てるてるぼうず

***

「ずっと雨だなぁ。」と少年は不満げな声を漏らした。
つまらない。
随分前からずっと晴れてくれと願っているのに、対して空は、
いつも泣き模様だ。
あぁ、どうか晴れて。
アレス・リッテルは、心からそう思った。

”あした晴れたら、君と何処に行こうか。”


部屋の主は、シトシトと雨の降る静かな午後を、つまらなさそうに
本を読んで過ごしていた。
表情が険しいのは、自分のように雨がうざったく感じるわけではなく、
おそらく、見ている本がつまらないのだろう。
そんな本なら読むのを止めてしまえばいいのに、何故かノエルは、
そうやって、嫌々本を読み続ける癖があるから。
その様子にクスリと笑って、アレスはもう開けてしまったドアの内側を
トントンとノックしてから、告げた。

「ノエルー?今、忙しい?」
「・・・アレス。いや、別に。」

黒髪の幼年学校生は、顔を上げて、そう返事した。
藍色の瞳が、まっすぐこちらを見返してくる。
綺麗だなぁ、と少年は、改めて思った。
前方にある窓に目をやって、相変わらず降り続いている雨に向かって、
アレスは言った。
「どうして、やんでくれないんだろう。晴れたら、出かけたいのに。」
出かけるのか、とノエルが小さくつぶやいたので、少年は慌てて付け加えた。

「出かけるのか、って・・・。君も一緒に、出かけるんだよ?」
「一緒に?・・・何処へ?」
「いや、場所は何処でもいいけどさ。もしかして君、忘れてる?
試験で勝ったら、僕とデートするって約束。」

しばらく黙ってから、ノエルは答えた。
「・・・そうだったな。」
忘れていたわけではないのだ。試験を終えてから、卒業までの春休み期間
(本来は不要なのだが、ノエルのように「学校に住んでいるもの」は、
寮を追い出されたら行く場所がないから、3月31日ぎりぎりまで居て
いいことになっている)、毎日誘いに来ているのに、憎き雨がそれを邪魔していて。
日が随分経ってしまっていたから、もう計画が流れたのかと思っていたのだ。
自分はこんなにも、デートを心待ちにしていたのに、ノエルがそっけない返事を
したから、アレスは不満そうに頬をふくらませた。

ぷ。
あはは、とノエルは、声を立てて笑う。
アレスのその顔が、何だかおかしかったのだ。そう、丸っこくなった顔がまるで、
晴天を祈願して軒先につるす、あの白い人形のようで、”可愛らしく”。
ノエルは相手がそんな顔をした理由が、自分の回答によるものだと分かっていた
から、ひとしきり笑ってから、彼に告げた。
「すまないアレス、悪かったよ。
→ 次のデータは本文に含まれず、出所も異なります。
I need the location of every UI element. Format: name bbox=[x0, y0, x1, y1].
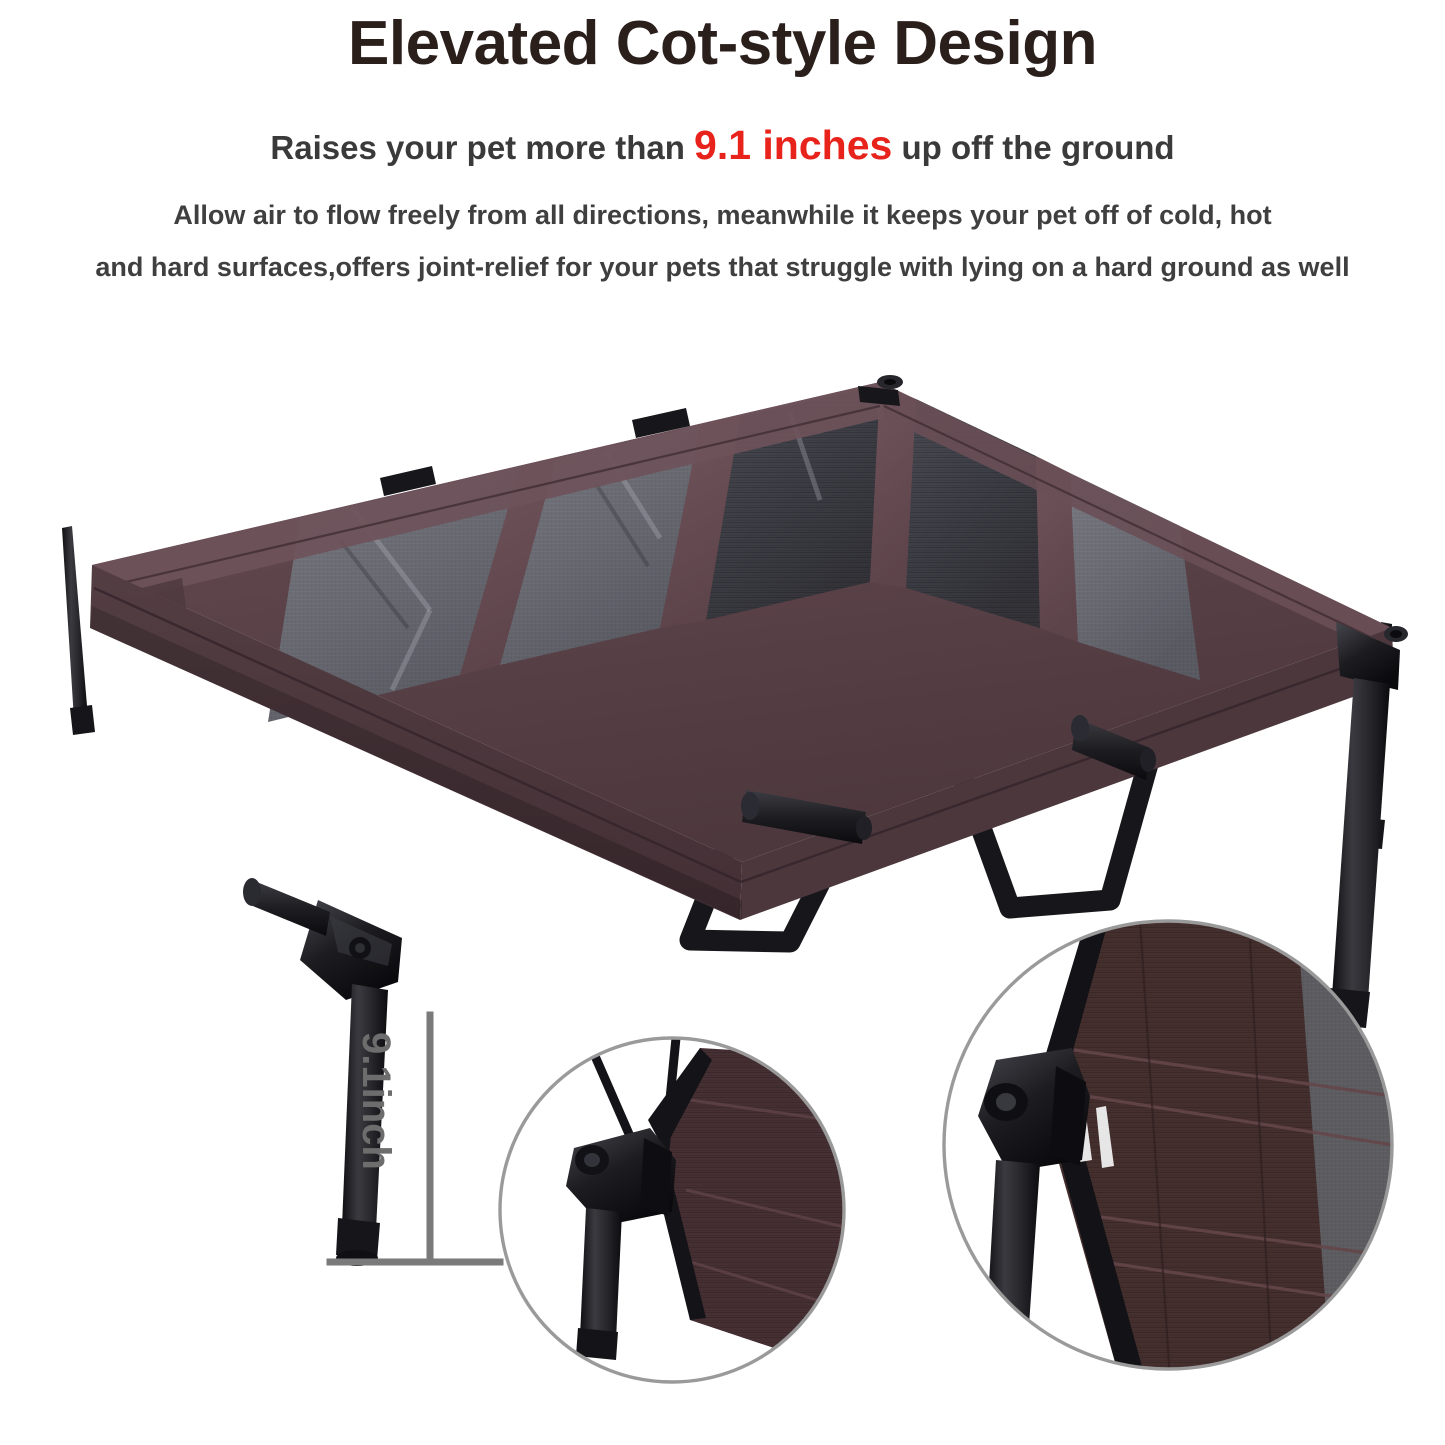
product-infographic: Elevated Cot-style Design Raises your pe… bbox=[0, 0, 1445, 1445]
corner-joint-closeup-left bbox=[496, 1032, 900, 1390]
page-title: Elevated Cot-style Design bbox=[0, 8, 1445, 79]
body-text-line-2: and hard surfaces,offers joint-relief fo… bbox=[0, 252, 1445, 283]
subheading-after: up off the ground bbox=[892, 129, 1174, 166]
product-illustration bbox=[0, 360, 1445, 1445]
mattress-top bbox=[92, 375, 1392, 862]
height-dimension-label: 9.1inch bbox=[353, 1032, 398, 1170]
height-highlight: 9.1 inches bbox=[694, 122, 892, 168]
subheading: Raises your pet more than 9.1 inches up … bbox=[0, 122, 1445, 169]
leg-rear-left bbox=[62, 526, 95, 735]
body-text-line-1: Allow air to flow freely from all direct… bbox=[0, 200, 1445, 231]
corner-joint-closeup-right bbox=[944, 900, 1445, 1390]
subheading-before: Raises your pet more than bbox=[270, 129, 694, 166]
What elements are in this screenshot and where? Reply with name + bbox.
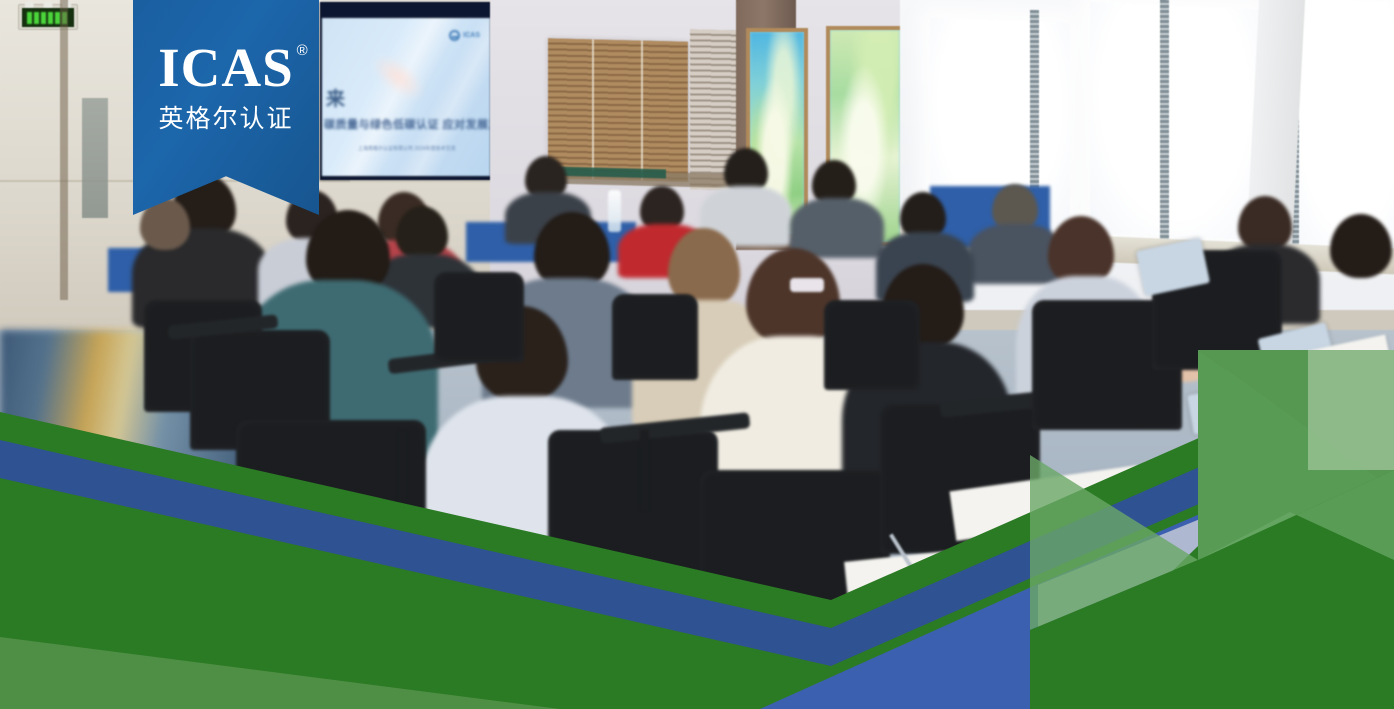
conference-chair — [612, 294, 698, 380]
icas-wordmark-text: ICAS — [158, 37, 293, 98]
conference-chair — [548, 430, 718, 580]
hair-clip — [790, 278, 824, 292]
icas-chinese-name: 英格尔认证 — [158, 99, 293, 135]
chair-leg — [640, 430, 649, 510]
attendee-head — [396, 206, 448, 260]
attendee-head — [1330, 214, 1392, 278]
conference-chair — [434, 272, 524, 362]
chair-leg — [398, 432, 407, 502]
icas-wordmark: ICAS ® — [158, 42, 293, 95]
banner-canvas: ICAS 来 碳质量与绿色低碳认证 应对发展之路 上海英格尔认证有限公司 202… — [0, 0, 1394, 709]
conference-chair — [824, 300, 920, 390]
registered-trademark-icon: ® — [297, 44, 309, 58]
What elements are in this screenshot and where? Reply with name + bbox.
明日こそ晴れたら、出かけような。
・・・私は、デートというのは何処にいくものか、知らないけれど。」

・・・

その日を境に、いつだって雨が降れば、お前を思い出す。
降る日の多い人生を歩む私の中で、お前は、例えるなら”太陽”のような存在だった。
あぁアレス。今でもお前が、私の傍で笑ってくれないのが、残念でならないよ。